ESET Threat Report H2 2025

AI’s transition from a research curiosity to a weaponized tool reshaped the threat landscape in H2 2025. PromptLock demonstrated that generative models can craft malicious code on the fly, lowering the barrier for sophisticated ransomware campaigns. While AI continues to dominate phishing and deep‑fake scams, its integration into malware pipelines signals a new arms race where defenders must anticipate algorithmic adaptations rather than static signatures.

At the same time, traditional malware families showed divergent trajectories. Lumma Stealer, once a prolific credential thief, saw an 86% detection decline as its HTML/FakeCaptcha delivery method evaporated, suggesting successful disruption by security vendors. Conversely, CloudEyE (GuLoader) surged nearly thirty‑fold, operating as a malware‑as‑a‑service platform that distributes ransomware, infostealers like Rescoms and Agent Tesla, and acts as a cryptor. This shift underscores the growing commoditization of threat tools, enabling low‑skill actors to launch high‑impact attacks with minimal infrastructure.

Ransomware volumes eclipsed 2024 levels, with a projected 40% year‑over‑year increase.
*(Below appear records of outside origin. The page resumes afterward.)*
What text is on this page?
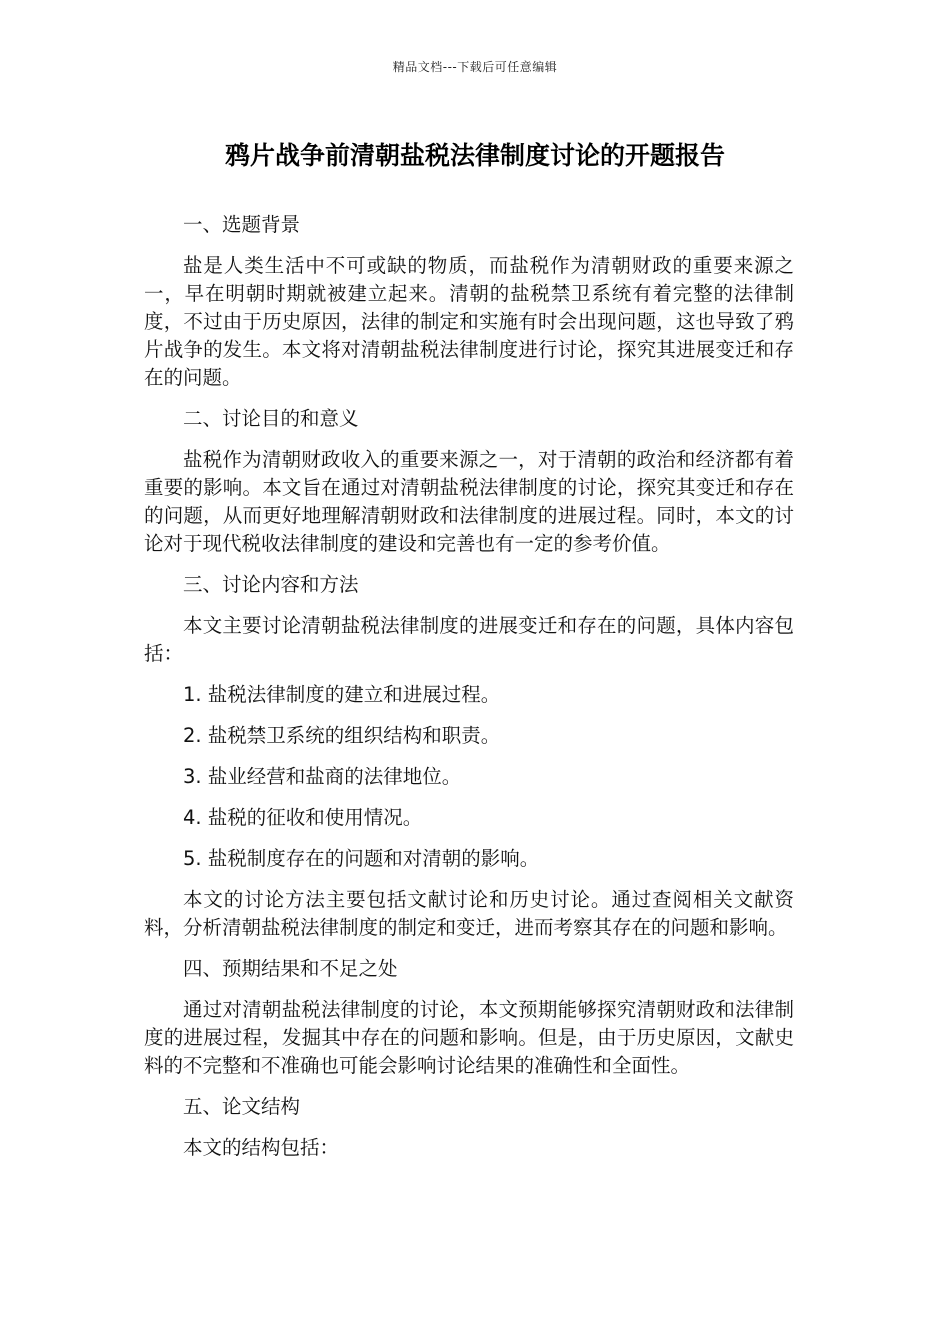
精品文档---下载后可任意编辑
鸦片战争前清朝盐税法律制度讨论的开题报告

一、选题背景

盐是人类生活中不可或缺的物质，而盐税作为清朝财政的重要来源之一，早在明朝时期就被建立起来。清朝的盐税禁卫系统有着完整的法律制度，不过由于历史原因，法律的制定和实施有时会出现问题，这也导致了鸦片战争的发生。本文将对清朝盐税法律制度进行讨论，探究其进展变迁和存在的问题。

二、讨论目的和意义

盐税作为清朝财政收入的重要来源之一，对于清朝的政治和经济都有着重要的影响。本文旨在通过对清朝盐税法律制度的讨论，探究其变迁和存在的问题，从而更好地理解清朝财政和法律制度的进展过程。同时，本文的讨论对于现代税收法律制度的建设和完善也有一定的参考价值。

三、讨论内容和方法

本文主要讨论清朝盐税法律制度的进展变迁和存在的问题，具体内容包括：

1. 盐税法律制度的建立和进展过程。

2. 盐税禁卫系统的组织结构和职责。

3. 盐业经营和盐商的法律地位。

4. 盐税的征收和使用情况。

5. 盐税制度存在的问题和对清朝的影响。

本文的讨论方法主要包括文献讨论和历史讨论。通过查阅相关文献资料，分析清朝盐税法律制度的制定和变迁，进而考察其存在的问题和影响。

四、预期结果和不足之处

通过对清朝盐税法律制度的讨论，本文预期能够探究清朝财政和法律制度的进展过程，发掘其中存在的问题和影响。但是，由于历史原因，文献史料的不完整和不准确也可能会影响讨论结果的准确性和全面性。

五、论文结构

本文的结构包括：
Established RaaS players Akira and Qilin solidified market share, while newcomers such as Warlock introduced novel evasion techniques that bypass endpoint detection and response (EDR) solutions. The emergence of HybridPetya, a UEFI‑targeting derivative of the infamous NotPetya, raises concerns about firmware‑level persistence. Parallelly, Android NFC threats rose 87%, and investment scams like Nomani leveraged AI‑generated deepfakes, highlighting the multi‑vector nature of modern cyber risk. Organizations must therefore adopt layered, AI‑aware security architectures and prioritize threat‑intel integration to stay ahead of these evolving attacks.